Jane, a 30 year old women, presents with an 8 month history of change in bowel habit and abdominal pain. She describes the abdominal pain as a constant, dull ache with no localising features. Her bowels go from regular, to constipated to loose. She denies any rectal bleeding, weight loss, nausea or vomiting. She reports no dietary changes and has kept a food diary for you to review. Her periods are regular. She has no past medical history to note, is a non-smoker and has no relevant family history. You conduct an abdominal examination and a pelvic examination which is unremarkable. She is up to date with her smear tests.

What should you do next?

  1. Organise an abdominal and pelvic ultrasound
  2. Organise a coeliac screen, inflammatory markers and a full blood count
  3. Order a Ca125
  4. Order a Faecal Immunochemistry Test (FIT)
  5. Diagnose her with Irritable bowel Syndrome

Jane is a young women with vague and non-specific symptoms. There are several common conditions that could account for Janes symptoms; the majority of which would be benign. There are also many routes you can take to investigate Jane for her symptoms – all of them would be appropriate to ‘rule in or out’ each of the differential diagnoses Jane could have.

Of the options given, each one of these would be seen as an appropriate next step to investigate Jane. However, there are two conditions which Jane is at risk of, where she could benefit from having these tests prioritised in order to rule out a more sinister diagnosis: a CA125 and a Faecal Immunochemistry Test (FIT).

Whilst these tests may not typically first in your first line investigations, it is important to recognise that Jane does qualify for these investigations based on her clinical presentation. Her risk of Ovarian Cancer and Bowel Cancer is significantly lower than her risk of IBS, IBD, benign ovarian cysts, menstrual disorders, coeliac or food intolerance. However, without considering these tests early, it could lead to a delay in the diagnosis which can significantly reduce survival.

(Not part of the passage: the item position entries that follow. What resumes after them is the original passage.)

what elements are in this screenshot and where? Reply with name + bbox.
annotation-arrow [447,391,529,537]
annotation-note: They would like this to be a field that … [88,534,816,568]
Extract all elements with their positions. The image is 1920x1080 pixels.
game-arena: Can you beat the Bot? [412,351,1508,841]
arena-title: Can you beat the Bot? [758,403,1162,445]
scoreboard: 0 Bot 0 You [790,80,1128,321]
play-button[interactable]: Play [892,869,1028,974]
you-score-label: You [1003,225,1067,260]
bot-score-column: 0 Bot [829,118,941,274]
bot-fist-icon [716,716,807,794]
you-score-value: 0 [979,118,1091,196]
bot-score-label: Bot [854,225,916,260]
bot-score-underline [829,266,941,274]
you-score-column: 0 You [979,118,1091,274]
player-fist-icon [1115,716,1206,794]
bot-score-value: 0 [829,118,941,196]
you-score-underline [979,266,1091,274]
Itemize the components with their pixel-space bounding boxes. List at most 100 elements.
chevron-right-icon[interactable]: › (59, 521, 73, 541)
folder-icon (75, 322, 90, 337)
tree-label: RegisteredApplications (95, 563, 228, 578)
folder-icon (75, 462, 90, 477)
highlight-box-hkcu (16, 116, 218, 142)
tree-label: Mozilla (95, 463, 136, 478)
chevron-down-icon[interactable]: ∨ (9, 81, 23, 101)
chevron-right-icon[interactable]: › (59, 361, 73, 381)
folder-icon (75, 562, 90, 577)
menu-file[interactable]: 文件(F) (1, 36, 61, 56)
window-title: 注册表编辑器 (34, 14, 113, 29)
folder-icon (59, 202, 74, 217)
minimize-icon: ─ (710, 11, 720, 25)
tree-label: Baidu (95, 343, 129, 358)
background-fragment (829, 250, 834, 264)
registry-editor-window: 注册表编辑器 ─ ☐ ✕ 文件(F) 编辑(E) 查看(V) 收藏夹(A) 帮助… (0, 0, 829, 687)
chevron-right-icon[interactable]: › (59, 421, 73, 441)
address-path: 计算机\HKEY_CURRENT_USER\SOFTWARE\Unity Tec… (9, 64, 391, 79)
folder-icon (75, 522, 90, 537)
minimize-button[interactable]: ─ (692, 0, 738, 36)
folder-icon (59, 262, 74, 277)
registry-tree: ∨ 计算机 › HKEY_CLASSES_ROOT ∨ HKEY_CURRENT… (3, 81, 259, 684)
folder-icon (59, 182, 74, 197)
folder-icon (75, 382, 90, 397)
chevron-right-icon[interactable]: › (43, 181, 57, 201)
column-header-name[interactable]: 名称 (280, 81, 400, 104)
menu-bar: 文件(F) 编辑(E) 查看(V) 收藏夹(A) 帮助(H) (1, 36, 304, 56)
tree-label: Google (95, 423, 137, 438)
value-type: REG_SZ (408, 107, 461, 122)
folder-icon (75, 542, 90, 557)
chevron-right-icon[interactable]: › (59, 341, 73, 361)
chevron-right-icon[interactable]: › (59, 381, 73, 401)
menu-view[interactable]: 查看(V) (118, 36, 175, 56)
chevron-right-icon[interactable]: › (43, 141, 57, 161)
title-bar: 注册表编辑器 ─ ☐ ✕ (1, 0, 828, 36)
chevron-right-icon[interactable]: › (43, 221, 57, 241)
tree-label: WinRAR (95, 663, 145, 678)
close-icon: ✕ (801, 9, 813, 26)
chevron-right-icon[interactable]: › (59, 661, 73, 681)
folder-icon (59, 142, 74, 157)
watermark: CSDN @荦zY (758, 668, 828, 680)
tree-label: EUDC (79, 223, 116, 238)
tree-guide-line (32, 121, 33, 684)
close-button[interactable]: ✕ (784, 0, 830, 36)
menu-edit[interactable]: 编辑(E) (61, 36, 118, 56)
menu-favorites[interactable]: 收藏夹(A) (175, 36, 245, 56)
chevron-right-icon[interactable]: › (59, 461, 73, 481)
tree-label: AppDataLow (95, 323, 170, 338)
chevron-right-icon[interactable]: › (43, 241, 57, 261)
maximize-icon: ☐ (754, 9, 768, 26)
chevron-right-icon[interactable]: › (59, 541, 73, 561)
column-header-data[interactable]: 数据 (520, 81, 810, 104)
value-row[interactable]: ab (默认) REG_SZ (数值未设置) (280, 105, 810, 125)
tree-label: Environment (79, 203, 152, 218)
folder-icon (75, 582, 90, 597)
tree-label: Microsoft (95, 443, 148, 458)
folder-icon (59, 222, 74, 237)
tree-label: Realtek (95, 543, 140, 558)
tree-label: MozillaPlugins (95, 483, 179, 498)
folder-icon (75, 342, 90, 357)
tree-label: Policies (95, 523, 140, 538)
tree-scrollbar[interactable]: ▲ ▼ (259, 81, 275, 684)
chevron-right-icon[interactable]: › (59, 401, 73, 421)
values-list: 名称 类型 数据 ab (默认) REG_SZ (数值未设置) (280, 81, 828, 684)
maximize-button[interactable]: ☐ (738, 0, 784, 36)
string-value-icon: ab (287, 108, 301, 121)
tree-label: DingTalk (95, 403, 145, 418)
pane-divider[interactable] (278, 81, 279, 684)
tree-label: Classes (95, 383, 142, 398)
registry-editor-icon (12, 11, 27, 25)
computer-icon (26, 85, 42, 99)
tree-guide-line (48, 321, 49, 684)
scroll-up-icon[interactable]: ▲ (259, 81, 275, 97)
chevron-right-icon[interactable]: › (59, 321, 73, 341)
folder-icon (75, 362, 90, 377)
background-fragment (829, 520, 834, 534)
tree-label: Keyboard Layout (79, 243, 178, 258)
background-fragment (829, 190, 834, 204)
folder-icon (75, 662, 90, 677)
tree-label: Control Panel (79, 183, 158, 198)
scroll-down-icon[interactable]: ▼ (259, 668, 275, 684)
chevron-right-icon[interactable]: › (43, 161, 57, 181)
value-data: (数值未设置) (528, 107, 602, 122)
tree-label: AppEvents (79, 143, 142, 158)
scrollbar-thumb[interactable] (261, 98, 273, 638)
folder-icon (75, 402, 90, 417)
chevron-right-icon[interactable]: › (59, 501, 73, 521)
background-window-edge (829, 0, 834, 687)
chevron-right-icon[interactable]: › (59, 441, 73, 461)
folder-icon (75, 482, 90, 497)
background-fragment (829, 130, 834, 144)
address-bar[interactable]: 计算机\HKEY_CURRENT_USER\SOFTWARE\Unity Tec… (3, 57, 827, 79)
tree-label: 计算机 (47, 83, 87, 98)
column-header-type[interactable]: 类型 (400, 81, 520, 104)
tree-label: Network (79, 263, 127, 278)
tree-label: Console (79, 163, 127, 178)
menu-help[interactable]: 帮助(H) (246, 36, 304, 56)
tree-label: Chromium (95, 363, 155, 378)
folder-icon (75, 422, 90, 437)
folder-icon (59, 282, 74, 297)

Let’s have a look at the guidelines – to note – for both pathways, there are no age restrictions of when a patient should qualify for a CA125 or FIT test:

Ovarian pathway


Carry out tests in primary care (see recommendations 1.5.6 to 1.5.9) if a woman (especially if 50 or over) reports having any of the following symptoms on a persistent or frequent basis – particularly more than 12 times per month:

  • Persistent abdominal distension (women often refer to this as ‘bloating’)
  • Feeling full (early satiety) and/or loss of appetite
  • Pelvic or abdominal pain
  • Increased urinary urgency and/or frequency.


Consider carrying out tests in primary care (see recommendations 1.5.6 to 1.5.9) if a woman reports unexplained weight loss, fatigue or changes in bowel habit.

Low risk bowel cancer Pathway


The OC Sensor, HM JACKarc and FOB Gold quantitative faecal immunochemical tests are recommended for adoption in primary care to guide referral for suspected colorectal cancer in people without rectal bleeding who have unexplained symptoms but do not meet the criteria for a suspected cancer pathway referral outlined in NICE’s guideline on suspected cancer (recommendations 1.3.1 to 1.3.3). This is taken from “Quantitative faecal immunochemical tests to guide referral for colorectal cancer in primary care” (DG30) published by NICE in July 2017.